I have a mean girl in my head. She says some really mean things to me. Do you have a mean girl in your head too? If so - there are things you can do to shush her up.
I'm not a behavioral health specialist - but I am a real person and I think many real people deal with this - male and female. It happens to older people as well as younger people. It happens to wealthy people and not so wealthy people. It happens to PEOPLE!
I recently heard a podcast where the guest had written a book called "Mastering Your Inner Mean Girl" by Melissa Ambrosini. I haven't read the book - but the title of the book described a struggle I have had in my life.
Who do you talk to more than anyone else on a daily basis? Yourself! What are you telling yourself? Are you saying encouraging things to nurture yourself - or are you mean, criticizing, blaming and guilting yourself?

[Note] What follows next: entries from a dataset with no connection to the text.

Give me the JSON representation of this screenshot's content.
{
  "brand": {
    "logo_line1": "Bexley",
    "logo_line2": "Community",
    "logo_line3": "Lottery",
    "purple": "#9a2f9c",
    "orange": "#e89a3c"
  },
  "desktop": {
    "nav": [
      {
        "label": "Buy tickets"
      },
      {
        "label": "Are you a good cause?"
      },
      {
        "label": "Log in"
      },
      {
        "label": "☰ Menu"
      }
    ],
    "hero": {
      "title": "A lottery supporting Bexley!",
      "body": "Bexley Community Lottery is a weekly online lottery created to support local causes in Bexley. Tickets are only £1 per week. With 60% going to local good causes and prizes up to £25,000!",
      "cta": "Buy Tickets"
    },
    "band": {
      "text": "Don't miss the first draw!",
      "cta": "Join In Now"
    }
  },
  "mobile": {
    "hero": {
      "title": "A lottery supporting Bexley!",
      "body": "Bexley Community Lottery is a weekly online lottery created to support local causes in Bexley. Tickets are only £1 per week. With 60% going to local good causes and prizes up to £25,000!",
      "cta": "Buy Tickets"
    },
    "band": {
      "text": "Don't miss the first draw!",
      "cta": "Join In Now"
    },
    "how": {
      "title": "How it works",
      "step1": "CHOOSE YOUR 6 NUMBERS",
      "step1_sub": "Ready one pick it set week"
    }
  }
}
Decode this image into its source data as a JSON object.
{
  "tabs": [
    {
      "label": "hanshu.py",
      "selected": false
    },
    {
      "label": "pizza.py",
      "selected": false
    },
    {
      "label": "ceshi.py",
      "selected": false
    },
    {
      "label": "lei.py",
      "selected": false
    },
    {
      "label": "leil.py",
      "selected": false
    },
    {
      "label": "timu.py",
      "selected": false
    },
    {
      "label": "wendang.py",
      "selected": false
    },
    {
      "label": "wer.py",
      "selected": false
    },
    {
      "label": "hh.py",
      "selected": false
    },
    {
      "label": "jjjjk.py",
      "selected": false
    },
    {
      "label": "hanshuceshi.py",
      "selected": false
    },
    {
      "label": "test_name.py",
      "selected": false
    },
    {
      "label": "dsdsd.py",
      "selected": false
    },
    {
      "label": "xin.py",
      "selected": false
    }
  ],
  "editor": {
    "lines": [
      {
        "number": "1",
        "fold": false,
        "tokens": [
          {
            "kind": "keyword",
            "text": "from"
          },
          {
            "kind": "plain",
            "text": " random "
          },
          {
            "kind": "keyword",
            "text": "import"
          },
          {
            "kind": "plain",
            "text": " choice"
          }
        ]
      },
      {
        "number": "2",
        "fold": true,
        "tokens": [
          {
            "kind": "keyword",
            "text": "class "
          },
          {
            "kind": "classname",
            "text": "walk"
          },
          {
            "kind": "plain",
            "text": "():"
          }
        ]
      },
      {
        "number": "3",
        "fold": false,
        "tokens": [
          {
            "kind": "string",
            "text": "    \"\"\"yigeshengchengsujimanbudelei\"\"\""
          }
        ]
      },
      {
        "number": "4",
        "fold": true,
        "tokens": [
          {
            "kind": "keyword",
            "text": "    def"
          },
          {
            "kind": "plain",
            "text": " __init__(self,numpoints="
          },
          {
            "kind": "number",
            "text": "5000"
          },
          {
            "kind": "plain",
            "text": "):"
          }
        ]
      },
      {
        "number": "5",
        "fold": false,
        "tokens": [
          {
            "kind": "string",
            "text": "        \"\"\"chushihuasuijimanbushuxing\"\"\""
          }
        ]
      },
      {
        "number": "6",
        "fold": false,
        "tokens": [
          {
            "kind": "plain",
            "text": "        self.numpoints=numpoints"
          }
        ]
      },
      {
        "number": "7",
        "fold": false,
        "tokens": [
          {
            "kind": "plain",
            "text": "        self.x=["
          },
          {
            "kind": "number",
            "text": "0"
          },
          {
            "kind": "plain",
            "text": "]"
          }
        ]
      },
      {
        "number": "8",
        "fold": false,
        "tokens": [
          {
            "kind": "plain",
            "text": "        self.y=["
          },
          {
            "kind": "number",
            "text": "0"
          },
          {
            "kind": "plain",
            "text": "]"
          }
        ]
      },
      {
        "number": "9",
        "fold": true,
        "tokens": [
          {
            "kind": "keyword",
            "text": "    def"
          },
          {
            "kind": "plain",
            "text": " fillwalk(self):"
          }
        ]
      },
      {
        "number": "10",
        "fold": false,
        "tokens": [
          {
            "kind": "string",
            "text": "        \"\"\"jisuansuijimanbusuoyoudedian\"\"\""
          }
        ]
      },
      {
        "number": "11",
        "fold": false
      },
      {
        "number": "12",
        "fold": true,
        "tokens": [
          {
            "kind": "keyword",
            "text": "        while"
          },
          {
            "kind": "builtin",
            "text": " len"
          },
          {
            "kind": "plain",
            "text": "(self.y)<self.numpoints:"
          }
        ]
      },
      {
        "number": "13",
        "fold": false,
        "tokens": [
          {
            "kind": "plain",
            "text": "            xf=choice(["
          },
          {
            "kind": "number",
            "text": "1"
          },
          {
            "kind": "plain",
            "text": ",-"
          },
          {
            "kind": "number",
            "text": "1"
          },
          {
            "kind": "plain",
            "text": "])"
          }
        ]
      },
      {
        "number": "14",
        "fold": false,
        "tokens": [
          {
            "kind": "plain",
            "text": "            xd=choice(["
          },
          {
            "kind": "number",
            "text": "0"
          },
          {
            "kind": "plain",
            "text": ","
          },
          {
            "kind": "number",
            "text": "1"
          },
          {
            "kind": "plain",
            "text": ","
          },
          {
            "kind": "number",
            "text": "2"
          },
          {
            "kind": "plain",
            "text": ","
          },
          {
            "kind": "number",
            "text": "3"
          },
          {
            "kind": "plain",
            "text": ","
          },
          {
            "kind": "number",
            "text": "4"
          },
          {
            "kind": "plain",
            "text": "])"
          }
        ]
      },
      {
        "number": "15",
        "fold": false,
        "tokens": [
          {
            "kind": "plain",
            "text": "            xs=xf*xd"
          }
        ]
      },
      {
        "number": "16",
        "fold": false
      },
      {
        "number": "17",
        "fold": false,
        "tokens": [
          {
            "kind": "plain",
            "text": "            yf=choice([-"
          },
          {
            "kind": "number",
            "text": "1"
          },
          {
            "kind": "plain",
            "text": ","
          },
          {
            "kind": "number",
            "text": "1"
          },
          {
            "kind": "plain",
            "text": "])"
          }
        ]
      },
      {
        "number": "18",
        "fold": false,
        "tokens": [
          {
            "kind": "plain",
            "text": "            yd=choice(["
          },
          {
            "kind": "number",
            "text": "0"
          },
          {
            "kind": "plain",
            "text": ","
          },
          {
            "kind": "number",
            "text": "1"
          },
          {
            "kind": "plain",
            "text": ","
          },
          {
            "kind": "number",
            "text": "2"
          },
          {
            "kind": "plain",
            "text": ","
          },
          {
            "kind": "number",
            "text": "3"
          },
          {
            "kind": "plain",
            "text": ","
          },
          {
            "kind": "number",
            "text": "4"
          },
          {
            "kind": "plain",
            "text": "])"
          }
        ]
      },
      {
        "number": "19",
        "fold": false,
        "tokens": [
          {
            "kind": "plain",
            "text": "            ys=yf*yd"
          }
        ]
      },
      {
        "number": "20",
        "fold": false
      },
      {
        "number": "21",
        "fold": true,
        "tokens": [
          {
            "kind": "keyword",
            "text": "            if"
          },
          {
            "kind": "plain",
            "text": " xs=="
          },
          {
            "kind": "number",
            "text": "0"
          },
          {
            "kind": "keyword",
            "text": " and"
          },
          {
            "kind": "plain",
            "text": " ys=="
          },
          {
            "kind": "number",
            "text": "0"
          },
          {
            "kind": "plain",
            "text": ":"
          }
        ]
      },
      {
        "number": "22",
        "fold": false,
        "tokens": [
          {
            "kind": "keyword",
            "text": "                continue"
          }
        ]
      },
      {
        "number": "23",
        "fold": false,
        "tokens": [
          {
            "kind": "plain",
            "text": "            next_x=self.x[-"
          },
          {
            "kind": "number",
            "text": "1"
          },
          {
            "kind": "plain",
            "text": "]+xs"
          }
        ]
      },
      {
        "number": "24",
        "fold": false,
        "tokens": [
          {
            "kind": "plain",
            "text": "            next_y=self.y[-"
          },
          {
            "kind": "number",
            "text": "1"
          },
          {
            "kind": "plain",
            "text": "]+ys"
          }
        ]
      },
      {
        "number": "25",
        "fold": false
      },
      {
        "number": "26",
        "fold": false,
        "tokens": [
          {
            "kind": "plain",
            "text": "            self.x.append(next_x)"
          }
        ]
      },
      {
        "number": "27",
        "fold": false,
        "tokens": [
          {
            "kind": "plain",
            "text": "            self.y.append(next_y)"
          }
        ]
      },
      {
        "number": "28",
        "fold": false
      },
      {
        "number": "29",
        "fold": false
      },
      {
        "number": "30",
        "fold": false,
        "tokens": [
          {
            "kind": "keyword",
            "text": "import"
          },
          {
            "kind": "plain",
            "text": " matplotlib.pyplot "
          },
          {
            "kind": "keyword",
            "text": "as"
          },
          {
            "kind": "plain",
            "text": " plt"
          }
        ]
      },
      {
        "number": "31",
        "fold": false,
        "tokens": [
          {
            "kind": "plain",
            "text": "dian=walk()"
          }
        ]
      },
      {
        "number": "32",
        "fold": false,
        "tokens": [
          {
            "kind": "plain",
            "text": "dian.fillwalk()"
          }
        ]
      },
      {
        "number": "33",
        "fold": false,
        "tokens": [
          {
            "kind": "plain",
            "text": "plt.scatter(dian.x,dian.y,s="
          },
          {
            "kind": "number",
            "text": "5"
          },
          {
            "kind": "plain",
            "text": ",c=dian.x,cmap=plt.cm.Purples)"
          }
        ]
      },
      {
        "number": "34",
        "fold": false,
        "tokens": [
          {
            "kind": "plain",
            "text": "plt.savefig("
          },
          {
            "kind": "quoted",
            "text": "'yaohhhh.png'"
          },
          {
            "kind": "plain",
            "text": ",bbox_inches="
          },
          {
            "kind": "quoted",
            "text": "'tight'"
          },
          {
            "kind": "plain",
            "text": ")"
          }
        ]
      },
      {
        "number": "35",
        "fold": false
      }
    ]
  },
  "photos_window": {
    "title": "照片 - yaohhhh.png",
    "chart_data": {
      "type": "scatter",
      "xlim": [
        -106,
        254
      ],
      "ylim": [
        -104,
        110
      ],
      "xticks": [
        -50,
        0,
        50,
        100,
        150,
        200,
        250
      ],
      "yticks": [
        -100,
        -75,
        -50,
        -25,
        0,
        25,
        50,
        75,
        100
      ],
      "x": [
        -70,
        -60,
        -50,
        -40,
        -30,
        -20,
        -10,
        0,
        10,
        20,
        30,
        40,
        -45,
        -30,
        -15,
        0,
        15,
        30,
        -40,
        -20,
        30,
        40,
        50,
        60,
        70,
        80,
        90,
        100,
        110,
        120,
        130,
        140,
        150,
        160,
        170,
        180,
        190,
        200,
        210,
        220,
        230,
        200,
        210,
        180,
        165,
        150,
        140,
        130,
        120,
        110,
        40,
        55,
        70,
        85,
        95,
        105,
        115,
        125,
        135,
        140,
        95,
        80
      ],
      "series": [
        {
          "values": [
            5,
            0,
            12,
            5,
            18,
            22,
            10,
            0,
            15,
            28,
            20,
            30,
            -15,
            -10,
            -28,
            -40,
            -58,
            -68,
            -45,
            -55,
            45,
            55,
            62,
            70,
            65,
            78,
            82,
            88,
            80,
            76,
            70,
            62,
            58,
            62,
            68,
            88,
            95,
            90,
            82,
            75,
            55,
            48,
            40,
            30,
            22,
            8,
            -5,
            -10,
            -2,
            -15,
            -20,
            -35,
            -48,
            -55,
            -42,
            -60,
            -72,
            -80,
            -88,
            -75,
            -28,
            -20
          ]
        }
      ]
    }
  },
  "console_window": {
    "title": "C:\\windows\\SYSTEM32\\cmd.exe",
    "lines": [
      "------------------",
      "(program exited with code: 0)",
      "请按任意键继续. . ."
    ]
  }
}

There may be a number of reasons we have a mean girl in our heads. Whatever the reason, you can work towards re-directing her. What does your mean girl say to you? Mine usually has something to say about my appearance. She says things to me I would never say to another person. She says things to me I don't even notice in other people. What I have come to realize over time is she notices things about me that no one else does! My physical blemishes are much more magnified to the mean girl than they are to the other people I am interacting with every day. This is true for many of us. There is something we focus on in our appearance that others don't even notice. You might have a friend who will complain to you about her "problem area" and you have no idea what she is talking about! She isn't fishing for compliments -she truly believes what she is saying because HER inner mean girl has beat her up over it. You telling her a million times it isn't true doesn't convince her.
It might not be physical appearance - it may be your ability to do something, making you afraid, ashamed or helpless to pursue a dream or a goal. It may keep you from fulfilling your God given purpose in life, which is the most tragic of all.
We have a choice, a choice not to listen to her. A choice to change her narrative. As with any change in our routine - it takes work to shush her up. First you have to recognize when she first gets started. It may take a little practice - but keep noticing when she starts her trash talk.
Once you are aware, change the message. It may feel unnatural at first to contradict her - so maybe take the message to neutral. What I mean by this is - if she is telling you, for example, "your eyebrows are too full" - taking it to neutral could be - "I have eyebrows". Taking it all the way to positive could be "I love my gorgeous eyebrows". If your mean girl has been at it for years, it may be difficult at first to take it to positive so taking it to neutral might feel more do-able. Once you begin to get comfortable with neutral - go for positive!! This is also called face and replace. Face or recognize those negative thoughts and replace them with positive encouraging thoughts.
We hear a lot in social media of being kind to others. Be kind to yourself also! You may find it easier to be kind to others when you are being kind to yourself. When your cup is overflowing with kindness you have more to offer to others.
For those of us of faith, we know Satan wants to keep us from living as God wants us to live. Satan wants us to live in shame, a feeling of worthlessness and guilt. Satan wants to paralyze us in fear of failing and not being "good enough". This is NOT God's plan for our lives. He has given each of us gifts that He intends for us to use. Our lives have purpose and meaning, and it's not too late! We may not always know what our purpose is, we may be confused on what our call and gifts are. That's okay, work on re-directing the mean girl and seeking your purpose, because you, my dear, have a gift that is meant to be shared.